My friend Alie suggested that we refer to this Van Helsing as “What the Hel-Sing” instead. I’ve continued the trend with “Non-athan Harker” and “Renfake.” If anyone’s got clever versions of Mina and Lucy’s names, I’m all ears. Dracula can just keep being Alexander Grayson.

I will say this: I found that I can sort-of tolerate the Dracula/Mina romance in the TV show more than I can in the Langella and Oldman versions. That’s because “Alexander Grayson” doesn’t resemble Count Dracula at all, aside from being a vampire who has no problems with killing people to get what he wants. He doesn’t turn Lucy into a vampire until the penultimate episode, and only after finding out that she broke Mina’s heart. He even decides to sacrifice his own desires to help Mina and Jonathan patch up their relationship earlier in the season. There’s no scene where he drags Mina off into a corner. He’s always polite to her and she responds with enthusiasm. They just aren’t the Dracula and Mina from Stoker’s novel.

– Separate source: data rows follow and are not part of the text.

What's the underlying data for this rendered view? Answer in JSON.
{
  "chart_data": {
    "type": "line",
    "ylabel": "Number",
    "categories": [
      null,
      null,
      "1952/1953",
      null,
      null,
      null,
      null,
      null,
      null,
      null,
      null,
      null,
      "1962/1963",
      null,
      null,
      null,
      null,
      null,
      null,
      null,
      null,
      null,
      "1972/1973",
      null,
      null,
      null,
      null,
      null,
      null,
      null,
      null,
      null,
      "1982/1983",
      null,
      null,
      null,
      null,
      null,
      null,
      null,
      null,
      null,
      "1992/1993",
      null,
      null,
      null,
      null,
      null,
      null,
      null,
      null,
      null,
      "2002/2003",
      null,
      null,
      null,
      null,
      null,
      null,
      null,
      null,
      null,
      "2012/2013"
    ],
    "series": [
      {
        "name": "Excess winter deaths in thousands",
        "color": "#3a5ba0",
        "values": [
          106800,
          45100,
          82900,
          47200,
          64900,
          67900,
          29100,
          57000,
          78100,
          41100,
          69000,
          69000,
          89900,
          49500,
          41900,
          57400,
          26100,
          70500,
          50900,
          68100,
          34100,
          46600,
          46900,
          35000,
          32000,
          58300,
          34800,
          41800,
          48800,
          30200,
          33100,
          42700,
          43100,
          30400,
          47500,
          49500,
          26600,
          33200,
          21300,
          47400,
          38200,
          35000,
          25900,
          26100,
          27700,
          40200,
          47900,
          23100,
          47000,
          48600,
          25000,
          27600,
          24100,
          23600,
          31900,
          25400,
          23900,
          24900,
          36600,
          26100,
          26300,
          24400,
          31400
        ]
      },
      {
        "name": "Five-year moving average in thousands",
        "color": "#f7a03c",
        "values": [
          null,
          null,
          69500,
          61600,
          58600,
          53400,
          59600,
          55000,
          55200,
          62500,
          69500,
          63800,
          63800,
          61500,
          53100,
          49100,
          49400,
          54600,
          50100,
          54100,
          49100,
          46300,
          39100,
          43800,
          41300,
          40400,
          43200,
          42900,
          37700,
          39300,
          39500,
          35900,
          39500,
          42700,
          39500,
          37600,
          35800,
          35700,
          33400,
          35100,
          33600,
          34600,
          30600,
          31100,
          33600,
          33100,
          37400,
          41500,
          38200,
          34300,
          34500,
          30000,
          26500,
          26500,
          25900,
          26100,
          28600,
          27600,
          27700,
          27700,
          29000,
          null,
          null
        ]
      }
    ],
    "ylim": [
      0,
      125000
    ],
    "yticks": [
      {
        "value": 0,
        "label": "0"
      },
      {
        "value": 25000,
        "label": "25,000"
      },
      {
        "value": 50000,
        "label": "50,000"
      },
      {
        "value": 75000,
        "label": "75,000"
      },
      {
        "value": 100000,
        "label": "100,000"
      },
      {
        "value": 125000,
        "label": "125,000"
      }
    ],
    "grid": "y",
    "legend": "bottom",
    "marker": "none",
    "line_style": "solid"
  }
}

There’s also a major new character introduced to the story, Lady Jayne.  She’s a member of the Order of the Dragon who is hunting Dracula.  She doesn’t know that Dracula is actually the man that she loves, Alexander Grayson.  It’s nice to see another female character, but she reflects how much the plot changed from book to TV.  I can’t really evaluate how well she fits in Stoker’s universe because it’s not Stoker’s universe.  At least she’s not a badly-written character or anything.

The sets look very nice, it’s well-acted, and the music’s fine.  But it’s a horrible adaptation of the book.  The writers might as well have changed all of the characters’ names and nobody would’ve guessed that it had anything to do with Count Dracula or Bram Stoker.